Jhonny Leyva, President of the Rhode Island Black Contractors Association emphasized the need for enforcement, stating, “without enforcement, contract compliance policies, plans and strategies intended to include Black and Brown businesses are useless.”

“While working on long term solutions, businesses need help in the short-term, and they need that help immediately to ensure that businesses that have been closed due to COVID-19 can reopen and stay open,” added Ranglin.

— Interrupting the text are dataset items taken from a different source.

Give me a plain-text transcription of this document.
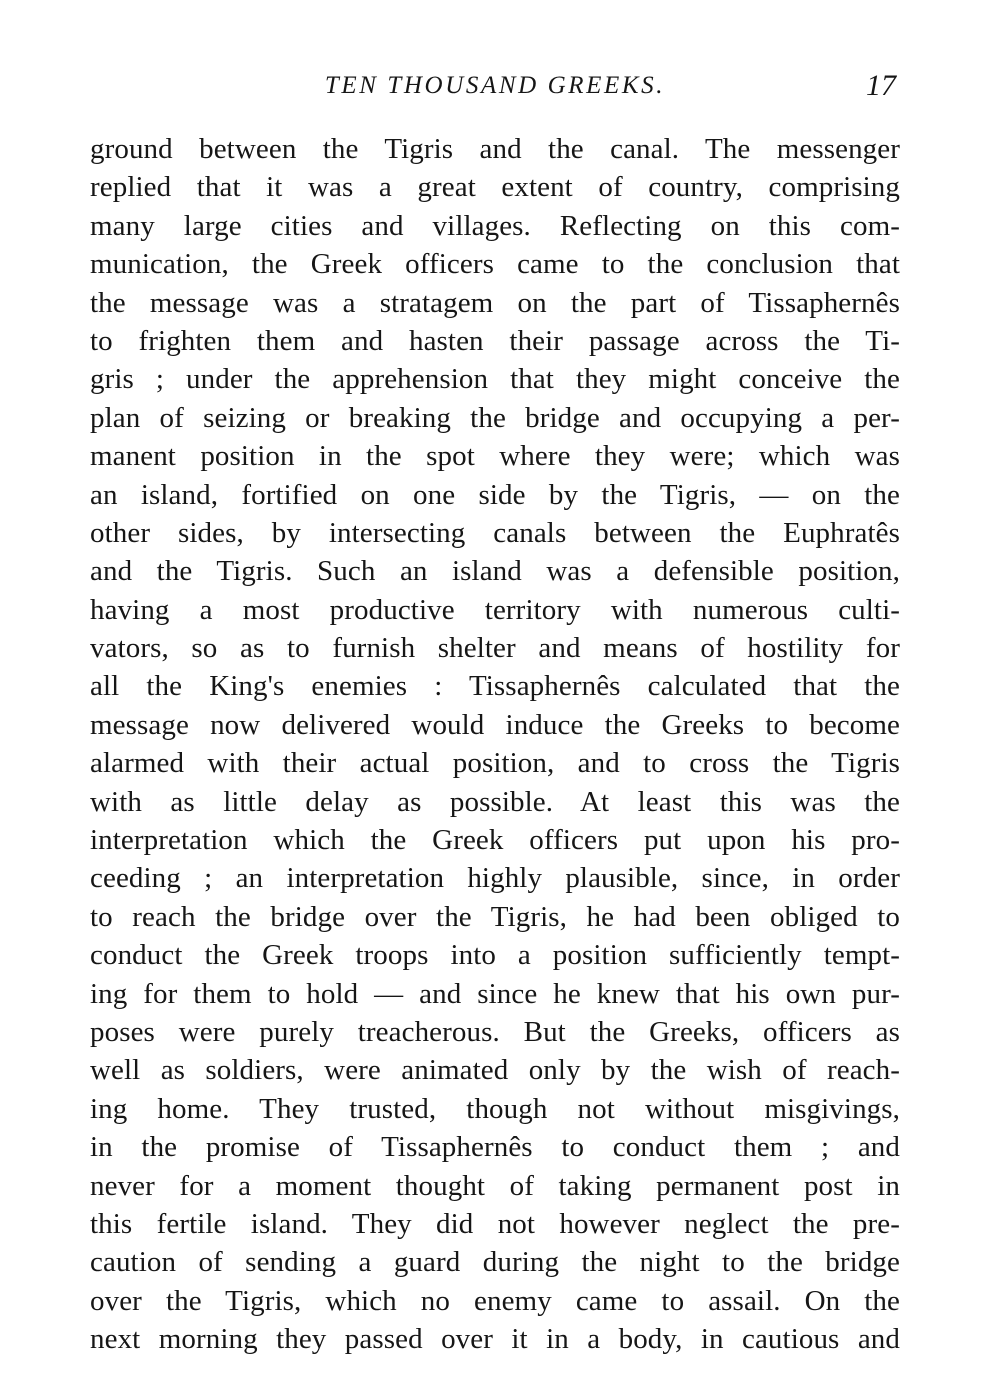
TEN THOUSAND GREEKS.	17
ground between the Tigris and the canal. The messenger
replied that it was a great extent of country, comprising
many large cities and villages. Reflecting on this com-
munication, the Greek officers came to the conclusion that
the message was a stratagem on the part of Tissaphernês
to frighten them and hasten their passage across the Ti-
gris ; under the apprehension that they might conceive the
plan of seizing or breaking the bridge and occupying a per-
manent position in the spot where they were; which was
an island, fortified on one side by the Tigris, — on the
other sides, by intersecting canals between the Euphratês
and the Tigris. Such an island was a defensible position,
having a most productive territory with numerous culti-
vators, so as to furnish shelter and means of hostility for
all the King's enemies : Tissaphernês calculated that the
message now delivered would induce the Greeks to become
alarmed with their actual position, and to cross the Tigris
with as little delay as possible. At least this was the
interpretation which the Greek officers put upon his pro-
ceeding ; an interpretation highly plausible, since, in order
to reach the bridge over the Tigris, he had been obliged to
conduct the Greek troops into a position sufficiently tempt-
ing for them to hold — and since he knew that his own pur-
poses were purely treacherous. But the Greeks, officers as
well as soldiers, were animated only by the wish of reach-
ing home. They trusted, though not without misgivings,
in the promise of Tissaphernês to conduct them ; and
never for a moment thought of taking permanent post in
this fertile island. They did not however neglect the pre-
caution of sending a guard during the night to the bridge
over the Tigris, which no enemy came to assail. On the
next morning they passed over it in a body, in cautious and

Important on both a short and long term basis, John Cruz, President, the Center for the Advancement of Minority Participation in the Construction Industry advocates, “putting in place a system to ensure prompt payment from city and state agencies to small contractors.” RIBBA and their supporters have identified a number of solutions to the current crisis facing Rhode Island businesses owned by People of Color. Those solutions will be shared at our press event.

They include:

  • Rescind the MBE waiver – currently Prime Contractors are telling Black and Brown contractors that they no longer need to include Minority Business Enterprises (MBEs);
  • Increase the government procurement participation goal for Black and Latino contractors to reflect the increased minority population in Rhode Island;
  • Issue an Executive Order to establish preference in state contracts where Black and Brown people are the predominant group to be served or when contracts are cited within a neighborhood where the population is 20% or more minority;
  • Pledge at least 20% of funding to economic development in Black and Brown communities;
  • Work with organizations led by Black and Latino leaders;
  • Increase loan funds available through Black and Latino organizations;
  • Establish a Contract Compliance office outside of government to monitor and enforce compliance to MBE commitments. The office to conduct compliance will check on awarded contracts to ensure contractors use MBE firms at all levels as committed to the bid and the contract. Included in responsibilities, the Contract Compliance office will investigate complaints of non-compliance and develop corrective action plans as needed;
  • Establish a clear line of authority to the office of the Attorney General or other legal entity to ensure enforcement;
  • Implement a Pay Audit System to be used by Prime Vendors and their Subcontractors to independently report payments from Prime Vendors to the Subcontractors on state contracts; and,
  • Implement Executive Order 13-05 signed by former Governor Lincoln Chafee, to promote greater minority representation in the state workforce to better reflect Rhode Island’s changing demographics.

“As many entities close out their fiscal year and the third quarter of 2020 gets underway, we want to call attention to the urgent fact that we need to act now to ensure that Black and Brown owned businesses withstand the economic downturn brought on by COVID-19 and survive to see 2021,” said Ranglin.